For the One Character competition: I had to write about Molly at age 65 or older, with the prompts: clear, mirror, count, press, and doubt.
For the As Strong As We Are United competition: I used the prompts: home, lie (I used lay, the past tense of the verb "to lie"), different, childhood, courage, obsession, and pond.
Word Count: 708
Molly Weasley didn't like the way age looked on her. Sixty-eight years old, she faced the mirror in the early morning like she was about to duel, standing fierce and strong and challenging her competitor to try and take her down. She hated that her competitor was old age, was herself. Studying the mirror, she saw silvery hair framing her face, much thinner than it had ever been, and she could no longer count the wrinkles around her eyes.
Her reason for being was to mother, and now her youngest was thirty-seven and had three babies - if they could still be called babies - of her own. Today was September the first. Today, five of her seven children (because there was still Fred. There was always still Fred) would be dropping off children of their own at the Hogwarts Express.
Victoire was already in her final year there, training to be a Healer (the same way Molly had been at that age, which still only felt like yesterday, or maybe last week). Dominique, Roxanne, Molly, Louis, James, Lucy, all going back to Hogwarts. And Rose and Albus joining them this year.
Grandchildren grew up quicker than children did, Molly was sure of it.
Just the night before, Ginny had been there with her whole family. Molly watched them through the window coming up the walk, but she didn't see her daughter and grandchildren: the picture of them was like a window to her own past. Seeing them made her miss the long-ago days of her children's childhood, of scolding and smiling at their antics. Once inside, James and Albus chatted about Hogwarts, while Lily Luna yelled at them for leaving her out. The noise in her house only made her nostalgic.

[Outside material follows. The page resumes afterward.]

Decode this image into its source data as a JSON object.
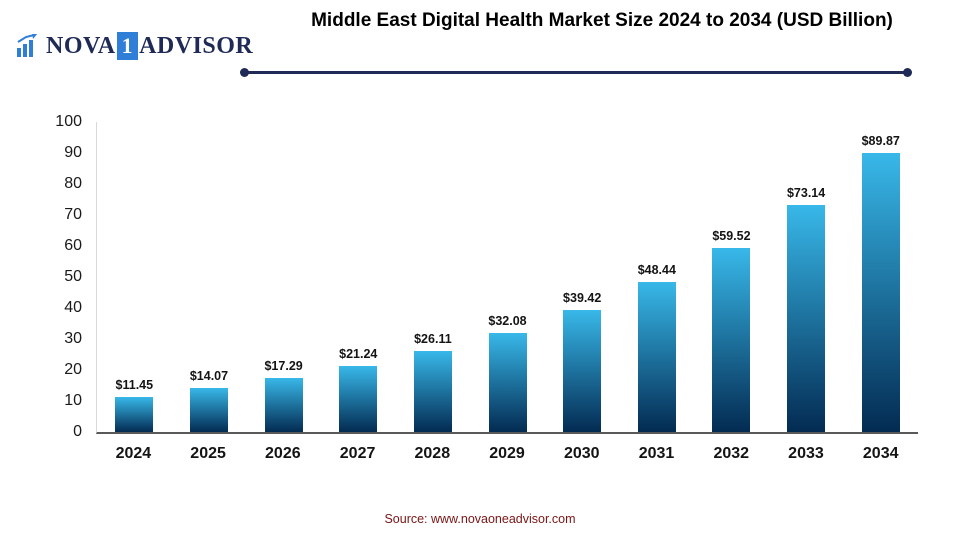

"Let me come with you to King's Cross tomorrow," Molly said suddenly. "I want to see my grandchildren off."
"I don't know, Mum. It's a tough trip, and these three... they don't make things any easier, that's for sure."
Molly's voice grew cross. "I know that perfectly well, Ginevra. I raised seven, remember?"

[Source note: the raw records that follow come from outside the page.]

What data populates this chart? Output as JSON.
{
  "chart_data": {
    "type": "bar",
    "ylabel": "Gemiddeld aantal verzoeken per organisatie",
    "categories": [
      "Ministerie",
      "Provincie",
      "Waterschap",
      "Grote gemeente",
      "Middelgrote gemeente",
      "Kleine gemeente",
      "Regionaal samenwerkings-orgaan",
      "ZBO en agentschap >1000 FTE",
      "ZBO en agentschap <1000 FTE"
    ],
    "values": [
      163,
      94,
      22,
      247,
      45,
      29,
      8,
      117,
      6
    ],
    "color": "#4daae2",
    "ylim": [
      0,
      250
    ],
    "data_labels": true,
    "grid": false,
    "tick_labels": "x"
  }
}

"Of course, Mum. But you've had your days at King's Cross. You and Dad took us without Gramma Prewett hovering over your shoulder. I'm just as capable as you are, Mum."

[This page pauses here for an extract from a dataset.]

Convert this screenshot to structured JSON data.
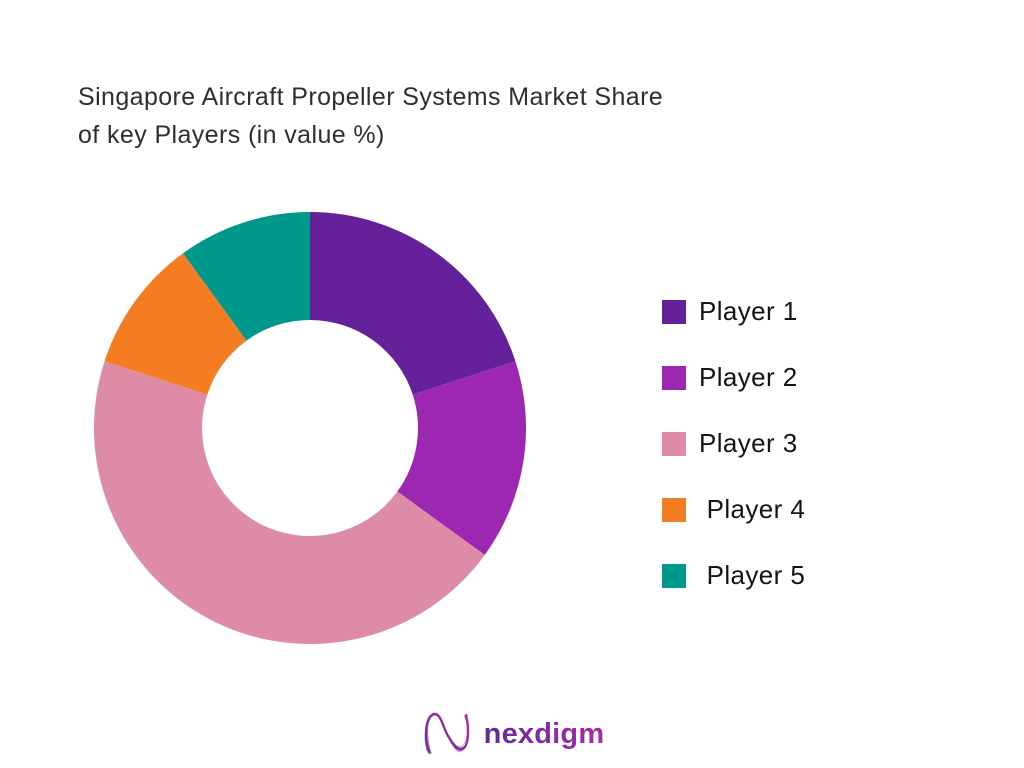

"I know that! This is not like Gramma Prewett wanting to be there! It's completely different. I don't think you're incapable... I just... I miss... I miss being needed. Being a mother is difficult when your children leave childhood."
Ginny smiled sympathetically. "I'm sorry. I can believe that. I already feel that way with James. Second year already! And just like his namesake from what I hear. Speaking of which, how is his other grandfather doing? How's Dad?"
"Oh, you know your father. He's enjoying his retirement." She could feel a twinkle forming in her eye as she spoke. "He spends all his time out in his shop studying the rubber ducks Audrey keeps leaving for him and looking at blueprints of aeroplanes. I think he made some kind of deal with the Misuse of Muggle Artefacts Department to keep them away from the Burrow. Retired from there years ago, but still completely obsessed."
They laughed and the evening passed quickly. Molly sent her three grandchildren off with presents and promises to write to the boys while they were off at school. Now, she stood in front of the mirror again. The clear picture grew blurry and as she watched, the wrinkles faded, her hair changed back to red and grew fuller... she imagined herself at age forty but could picture only Ginny. She and her only daughter were so much alike - for better or for worse.
And today, on September the first, her children and grandchildren were at King's Cross without her. She fixed her hair and walked out to the garden and its small pond. The weather was beautiful as eleven o'clock neared. It took courage, she decided, to stay at home when she felt like she needed to be doing something. It took courage to keep from doubting her children's own parenting abilities. But they were raised by the best. She smiled smugly and pressed on toward the back gate, where wildflowers lay thriving in the late-summer sun.